O capitão Siya Kolisi nasceu na cidade de Zwide, a cerca de 700 quilómetros da Cidade do Cabo. O flanker foi criado pela avó, que era empregada de limpeza, e devido às dificuldades financeiras treinava râguebi de boxers, pois não tinha condições para adquirir um equipamento.

Kolisi treinava-se em campos pelados de terra, onde foi descoberto por um olheiro de uma escola, que lhe arranjou uma bolsa de estudos. O jogador foi evoluindo e chegou à seleção da África do Sul, onde na final com a Inglaterra disputou o seu 50.º jogo pelos springboks e o 20.º como capitão.

"Ultrapassamos muito desafios, mas as pessoas na África do Sul estavam connosco e estamos muito agradecidos por isso. Temos tantos problemas no nosso país... Esta equipa tem diferentes passados, raças diferentes, mas chegámos cá com apenas um objetivo e espero que tenhamos demonstrado à África do Sul que quando estamos juntos conseguimos tudo", referiu no final da partida.

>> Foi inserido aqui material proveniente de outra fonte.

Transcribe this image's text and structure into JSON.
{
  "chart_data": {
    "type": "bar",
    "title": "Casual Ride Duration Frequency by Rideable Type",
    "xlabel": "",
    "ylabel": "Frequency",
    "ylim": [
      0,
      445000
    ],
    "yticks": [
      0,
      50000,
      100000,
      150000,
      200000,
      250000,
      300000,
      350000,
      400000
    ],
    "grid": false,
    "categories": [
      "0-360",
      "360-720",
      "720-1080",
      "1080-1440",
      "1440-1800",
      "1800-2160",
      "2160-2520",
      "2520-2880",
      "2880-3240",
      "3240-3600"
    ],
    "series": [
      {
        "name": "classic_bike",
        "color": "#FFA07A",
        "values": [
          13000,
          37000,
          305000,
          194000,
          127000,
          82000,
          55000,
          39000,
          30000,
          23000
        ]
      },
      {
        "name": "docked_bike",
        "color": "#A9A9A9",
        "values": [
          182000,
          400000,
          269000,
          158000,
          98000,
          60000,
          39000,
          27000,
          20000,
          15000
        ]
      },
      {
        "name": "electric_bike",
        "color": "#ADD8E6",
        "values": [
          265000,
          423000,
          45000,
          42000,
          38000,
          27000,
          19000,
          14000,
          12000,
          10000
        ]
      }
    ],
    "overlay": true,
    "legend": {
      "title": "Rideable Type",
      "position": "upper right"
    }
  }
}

"Desde que nasci que nunca vi a África do Sul assim. No último jogo o nosso treinador disse-nos 'já não estamos a jogar para nós, estamos a jogar para quem está lá em casa'. Agradecemos o apoio de todos, nos bares, nas quintas, aos sem-abrigo que nos puderam acompanhar nos ecrãs gigantes e às pessoas nas áreas rurais. Nós amamos a África do Sul e podemos fazer o que quisermos se estivermos juntos como um só", acrescentou.

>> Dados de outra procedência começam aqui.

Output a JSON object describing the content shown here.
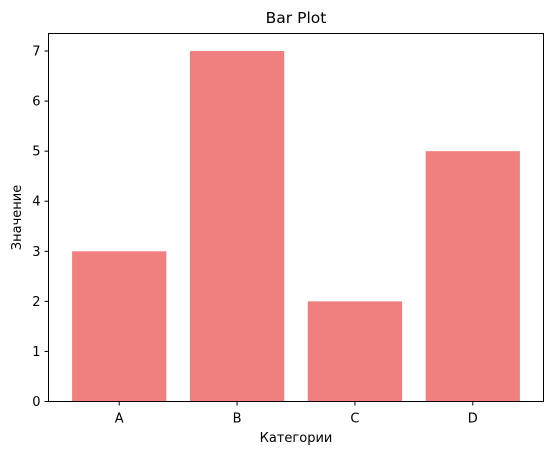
{
  "chart_data": {
    "type": "bar",
    "title": "Bar Plot",
    "xlabel": "Категории",
    "ylabel": "Значение",
    "categories": [
      "A",
      "B",
      "C",
      "D"
    ],
    "values": [
      3,
      7,
      2,
      5
    ],
    "ylim": [
      0,
      7.35
    ],
    "yticks": [
      "0",
      "1",
      "2",
      "3",
      "4",
      "5",
      "6",
      "7"
    ],
    "bar_color": "#f08080",
    "grid": false,
    "legend": "none"
  }
}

O râguebi foi durante muitos anos um dos principais símbolos do racismo na África do Sul, mas acabou por ter um papel importante no fim do regime de segregação racial em vigor no país durante quase meio século (de 1948 a 1994). Até ao final do apartheid, apenas os jogadores brancos podiam representar a seleção. Um cenário que se alterou a partir de 1995, coincidindo com a chegada ao poder do Presidente Nelson Mandela, precisamente no mesmo ano que os springboks se sagraram campeões do mundo pela primeira vez.

Mesmo com o fim do apartheid, porém, as oportunidades aos jogadores negros na seleção sul-africana eram escassas. Em 2007, por exemplo, no segundo título Mundial dos springboks, a seleção tinha apenas um jogador negro, Chester Williams, que morreu há um mês. Neste Mundial do Japão, seis negros representaram o país, incluindo o capitão Kolisi, que teve a honra de levantar o troféu de campeão do mundo, naquele que foi o terceiro título mundial dos springboks.